Talking about WMD issues today is challenging for two significant reasons — first, it’s a very technical discussion that has atrophied since the Cold War ended, given the lack of any WMD attacks against US military forces or the homeland. Few see it as a vital mission today. Second, there is no single agency responsible for overseeing and directing WMD policy in the US government, allowing State, Defense, Energy, Justice, Homeland Security, and Health and Human Services to all independently decide on what they think is a WMD and how they should align their resources against national policy objectives. As there has been no significant national review of WMD threats and policy development since 2002, the US government’s capability to address WMD crises has been reduced to ad hoc actions with no institutionalism of what worked.

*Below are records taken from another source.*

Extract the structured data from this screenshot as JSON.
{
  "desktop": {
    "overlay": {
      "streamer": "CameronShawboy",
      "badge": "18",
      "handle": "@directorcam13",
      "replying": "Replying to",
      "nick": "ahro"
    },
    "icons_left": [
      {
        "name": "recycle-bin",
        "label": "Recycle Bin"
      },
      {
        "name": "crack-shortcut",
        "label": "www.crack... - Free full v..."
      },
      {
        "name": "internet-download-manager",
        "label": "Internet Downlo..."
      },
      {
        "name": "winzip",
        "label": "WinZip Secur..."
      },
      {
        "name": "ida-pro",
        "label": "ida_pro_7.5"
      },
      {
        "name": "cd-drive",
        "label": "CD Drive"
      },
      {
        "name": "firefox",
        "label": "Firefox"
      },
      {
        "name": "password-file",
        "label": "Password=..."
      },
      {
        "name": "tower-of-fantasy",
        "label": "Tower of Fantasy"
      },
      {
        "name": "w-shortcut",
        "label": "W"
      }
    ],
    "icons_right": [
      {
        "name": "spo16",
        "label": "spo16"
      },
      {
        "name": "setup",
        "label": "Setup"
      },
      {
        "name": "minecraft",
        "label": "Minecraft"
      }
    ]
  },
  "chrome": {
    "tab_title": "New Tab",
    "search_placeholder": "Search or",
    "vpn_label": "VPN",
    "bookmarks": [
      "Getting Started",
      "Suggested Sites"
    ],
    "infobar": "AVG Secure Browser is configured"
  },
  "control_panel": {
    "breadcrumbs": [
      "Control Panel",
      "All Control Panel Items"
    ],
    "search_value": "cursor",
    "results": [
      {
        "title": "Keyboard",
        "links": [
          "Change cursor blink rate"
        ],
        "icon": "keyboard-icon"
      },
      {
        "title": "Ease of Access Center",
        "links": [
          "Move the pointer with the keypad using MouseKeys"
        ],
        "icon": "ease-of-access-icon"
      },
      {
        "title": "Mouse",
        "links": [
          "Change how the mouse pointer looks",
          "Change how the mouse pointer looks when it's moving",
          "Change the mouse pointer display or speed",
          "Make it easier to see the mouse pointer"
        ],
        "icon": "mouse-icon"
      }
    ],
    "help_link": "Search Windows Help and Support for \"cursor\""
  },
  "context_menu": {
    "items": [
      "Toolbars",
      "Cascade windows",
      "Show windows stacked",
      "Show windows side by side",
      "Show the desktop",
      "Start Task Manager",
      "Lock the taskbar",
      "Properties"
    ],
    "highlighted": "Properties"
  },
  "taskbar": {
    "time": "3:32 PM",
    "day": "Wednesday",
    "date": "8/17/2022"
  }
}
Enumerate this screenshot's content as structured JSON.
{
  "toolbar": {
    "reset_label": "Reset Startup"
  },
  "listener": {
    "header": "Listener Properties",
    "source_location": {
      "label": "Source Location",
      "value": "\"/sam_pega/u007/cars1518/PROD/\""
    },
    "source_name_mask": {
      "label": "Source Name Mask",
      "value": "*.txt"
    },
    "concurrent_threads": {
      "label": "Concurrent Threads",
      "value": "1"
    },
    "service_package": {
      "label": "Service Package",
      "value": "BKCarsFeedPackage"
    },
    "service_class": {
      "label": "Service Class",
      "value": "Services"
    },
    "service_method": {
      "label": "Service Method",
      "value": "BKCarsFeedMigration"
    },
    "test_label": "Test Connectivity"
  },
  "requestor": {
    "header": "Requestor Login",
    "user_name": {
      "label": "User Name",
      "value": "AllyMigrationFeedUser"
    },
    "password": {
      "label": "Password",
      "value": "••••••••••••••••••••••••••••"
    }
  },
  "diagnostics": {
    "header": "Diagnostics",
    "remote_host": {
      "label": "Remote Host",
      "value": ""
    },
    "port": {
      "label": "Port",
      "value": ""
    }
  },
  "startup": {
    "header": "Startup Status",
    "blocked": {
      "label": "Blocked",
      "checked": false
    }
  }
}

We need to start with a clean sheet of paper to define what a WMD is today, address strategic competitors who may use WMD, and untangle the military’s biodefense program from public health efforts. Making this happen will require a top-level working group with representatives from across the government — never easy, but vital to avoid having each agency making up its own definition of WMD and acting accordingly.

If the proliferation of WMD is still considered a national security challenge, then this administration should provide clear terms of reference as to what WMD are, how it conceptualizes the contributions of federal executive agencies, and measures of effectiveness to assess whether the executive agencies have developed the right capabilities.

Only then should the Department of Defense develop its military concept to execute its unique responsibilities to protect US forces in future operating environments involving nuclear, biological, and chemical weapons.

Al Mauroni is the director of the US Air Force Center for Strategic Deterrence Studies and author of the upcoming book BIOCRISIS: Defining Biological Threats in US Policy. The opinions, conclusions, and recommendations expressed or implied within are those of the author and do not necessarily reflect the views of the Air University, US Air Force, or Department of Defense.